The catalyst behind this sharp sell-off was Israel's restrained response to the recent missile and drone attack launched by Iran. Despite the massive barrage of over 300 missiles and drones targeting Israel last Saturday, the Israeli retaliation was relatively muted, avoiding a significant escalation of tensions in the Middle East.

While Israel vowed to retaliate, its actions, which involved launching drones and F-35 fighter jets into Iranian territory, were limited in scope and caused minimal damage. This measured response, potentially influenced by pressure from the United States and other parties, effectively defused concerns of a broader regional conflict.

From a technical standpoint, Monday's sell-off could be an isolated event, triggered by the specific fundamental factor of Israel's restrained retaliation, which alleviated fears of an escalating Middle East conflict. 

Market participants may now shift their focus to upcoming inflation data for March, specifically the Personal Consumption Expenditures (PCE) report scheduled for release on Friday, April 26, at 8:30 AM ET.

According to the Cleveland Federal Reserve's "nowcast" estimate, the report is expected to reveal a 0.3% increase in both headline and core inflation for March. This would be lower than the 0.4% monthly rise in the Consumer Price Index (CPI) reported on April 10, indicating a potential acceleration in inflation.

Forbes predicts that the PCE inflation data could confirm a lack of disinflationary progress so far in 2024, potentially reaching an annual rate of 2.6% year-over-year in March, up from 2.4% in January. This trend has caused the U.S. Federal Reserve to downplay expectations for interest rate cuts in the coming months.

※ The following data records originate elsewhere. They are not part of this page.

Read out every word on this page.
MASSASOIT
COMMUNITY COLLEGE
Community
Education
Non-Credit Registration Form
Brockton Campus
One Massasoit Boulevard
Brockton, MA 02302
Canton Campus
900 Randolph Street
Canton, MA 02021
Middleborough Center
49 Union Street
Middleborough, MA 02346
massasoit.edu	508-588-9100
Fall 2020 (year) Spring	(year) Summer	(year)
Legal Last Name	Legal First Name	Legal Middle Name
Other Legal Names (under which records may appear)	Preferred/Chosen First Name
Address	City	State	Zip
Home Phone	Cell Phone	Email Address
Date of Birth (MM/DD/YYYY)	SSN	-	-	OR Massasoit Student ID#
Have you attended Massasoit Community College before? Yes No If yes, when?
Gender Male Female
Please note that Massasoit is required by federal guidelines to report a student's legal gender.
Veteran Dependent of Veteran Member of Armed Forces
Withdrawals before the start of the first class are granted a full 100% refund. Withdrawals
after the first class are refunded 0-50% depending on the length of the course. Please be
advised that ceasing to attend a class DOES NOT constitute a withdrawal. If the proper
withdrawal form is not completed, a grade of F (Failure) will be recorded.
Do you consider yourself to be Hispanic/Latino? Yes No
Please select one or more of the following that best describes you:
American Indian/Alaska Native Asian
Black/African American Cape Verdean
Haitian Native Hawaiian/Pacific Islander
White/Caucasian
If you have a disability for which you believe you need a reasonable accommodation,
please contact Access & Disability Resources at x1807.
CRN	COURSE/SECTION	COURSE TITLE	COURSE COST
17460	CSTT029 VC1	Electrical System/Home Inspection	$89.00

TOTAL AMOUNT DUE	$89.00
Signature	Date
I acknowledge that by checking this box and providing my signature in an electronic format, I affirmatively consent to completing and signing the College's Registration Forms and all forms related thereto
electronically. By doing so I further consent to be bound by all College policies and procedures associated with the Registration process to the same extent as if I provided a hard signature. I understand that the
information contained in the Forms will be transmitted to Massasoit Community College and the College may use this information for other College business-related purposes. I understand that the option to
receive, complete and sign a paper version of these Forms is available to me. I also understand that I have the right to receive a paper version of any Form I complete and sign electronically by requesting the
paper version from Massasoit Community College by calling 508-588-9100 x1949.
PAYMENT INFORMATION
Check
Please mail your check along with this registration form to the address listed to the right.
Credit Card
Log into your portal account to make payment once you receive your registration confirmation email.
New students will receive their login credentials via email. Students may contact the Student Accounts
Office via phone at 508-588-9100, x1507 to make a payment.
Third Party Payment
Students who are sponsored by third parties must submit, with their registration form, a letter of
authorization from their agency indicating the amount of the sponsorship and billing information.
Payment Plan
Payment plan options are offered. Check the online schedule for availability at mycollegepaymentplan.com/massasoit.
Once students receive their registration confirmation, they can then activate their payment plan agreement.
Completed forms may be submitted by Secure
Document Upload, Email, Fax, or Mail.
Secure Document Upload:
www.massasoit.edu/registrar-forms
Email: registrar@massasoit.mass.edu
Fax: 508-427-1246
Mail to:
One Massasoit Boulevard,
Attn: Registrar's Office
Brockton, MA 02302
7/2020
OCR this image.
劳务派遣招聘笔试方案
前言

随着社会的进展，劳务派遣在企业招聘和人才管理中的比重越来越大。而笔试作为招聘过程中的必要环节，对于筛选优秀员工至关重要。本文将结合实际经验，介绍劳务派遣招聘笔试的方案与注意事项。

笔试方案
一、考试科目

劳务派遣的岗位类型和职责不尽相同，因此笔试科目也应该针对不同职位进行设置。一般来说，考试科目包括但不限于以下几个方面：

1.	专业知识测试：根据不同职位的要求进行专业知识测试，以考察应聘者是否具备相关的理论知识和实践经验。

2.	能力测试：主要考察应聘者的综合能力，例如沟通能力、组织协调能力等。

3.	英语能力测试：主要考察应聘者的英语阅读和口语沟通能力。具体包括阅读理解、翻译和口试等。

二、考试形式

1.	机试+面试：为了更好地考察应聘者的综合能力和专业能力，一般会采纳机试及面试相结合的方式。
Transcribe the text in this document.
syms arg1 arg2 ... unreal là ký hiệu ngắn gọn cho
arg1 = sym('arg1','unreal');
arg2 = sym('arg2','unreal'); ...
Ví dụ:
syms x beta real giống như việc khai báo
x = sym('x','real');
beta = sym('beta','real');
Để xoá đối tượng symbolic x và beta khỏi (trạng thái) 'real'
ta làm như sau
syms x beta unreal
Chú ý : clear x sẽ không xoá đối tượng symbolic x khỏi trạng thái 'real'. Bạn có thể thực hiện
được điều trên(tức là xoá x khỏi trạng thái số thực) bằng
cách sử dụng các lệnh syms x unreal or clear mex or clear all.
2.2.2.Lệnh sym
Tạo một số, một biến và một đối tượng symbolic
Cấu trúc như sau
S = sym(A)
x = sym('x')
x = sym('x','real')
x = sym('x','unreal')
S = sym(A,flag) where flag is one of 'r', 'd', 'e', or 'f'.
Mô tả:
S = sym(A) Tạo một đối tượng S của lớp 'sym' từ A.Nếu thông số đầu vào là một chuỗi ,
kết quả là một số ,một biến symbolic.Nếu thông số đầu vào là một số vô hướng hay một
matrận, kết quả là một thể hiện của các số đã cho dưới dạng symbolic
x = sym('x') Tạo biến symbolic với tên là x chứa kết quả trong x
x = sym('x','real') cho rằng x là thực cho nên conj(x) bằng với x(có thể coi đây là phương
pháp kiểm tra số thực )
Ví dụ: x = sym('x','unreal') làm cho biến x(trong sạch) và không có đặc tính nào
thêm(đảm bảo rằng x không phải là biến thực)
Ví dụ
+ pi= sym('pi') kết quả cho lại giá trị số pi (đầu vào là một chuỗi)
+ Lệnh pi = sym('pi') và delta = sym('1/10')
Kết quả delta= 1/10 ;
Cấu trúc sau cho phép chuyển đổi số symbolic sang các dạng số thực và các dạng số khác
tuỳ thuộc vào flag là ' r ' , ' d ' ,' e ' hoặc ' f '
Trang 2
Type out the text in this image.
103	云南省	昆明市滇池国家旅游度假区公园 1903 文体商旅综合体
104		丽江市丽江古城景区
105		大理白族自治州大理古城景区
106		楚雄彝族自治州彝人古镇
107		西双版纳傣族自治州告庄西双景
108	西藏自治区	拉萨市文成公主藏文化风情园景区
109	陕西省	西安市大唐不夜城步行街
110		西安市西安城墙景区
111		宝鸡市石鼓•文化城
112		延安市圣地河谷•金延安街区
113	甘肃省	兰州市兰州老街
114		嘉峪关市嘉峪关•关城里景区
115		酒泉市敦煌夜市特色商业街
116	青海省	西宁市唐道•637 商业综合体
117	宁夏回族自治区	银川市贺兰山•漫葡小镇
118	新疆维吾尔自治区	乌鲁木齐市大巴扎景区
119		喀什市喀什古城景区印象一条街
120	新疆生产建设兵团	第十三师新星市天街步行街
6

If inflation continues to accelerate, it could significantly impact the timing of the Federal Reserve's pivot from its current monetary policy stance, which has maintained the benchmark interest rate between 5.25% and 5.5%. While initial rate cuts were anticipated in June, recent statements from the Fed suggest that persistent elevated inflation levels may necessitate keeping interest rates at their current levels for an extended period, potentially creating bearish headwinds for gold prices.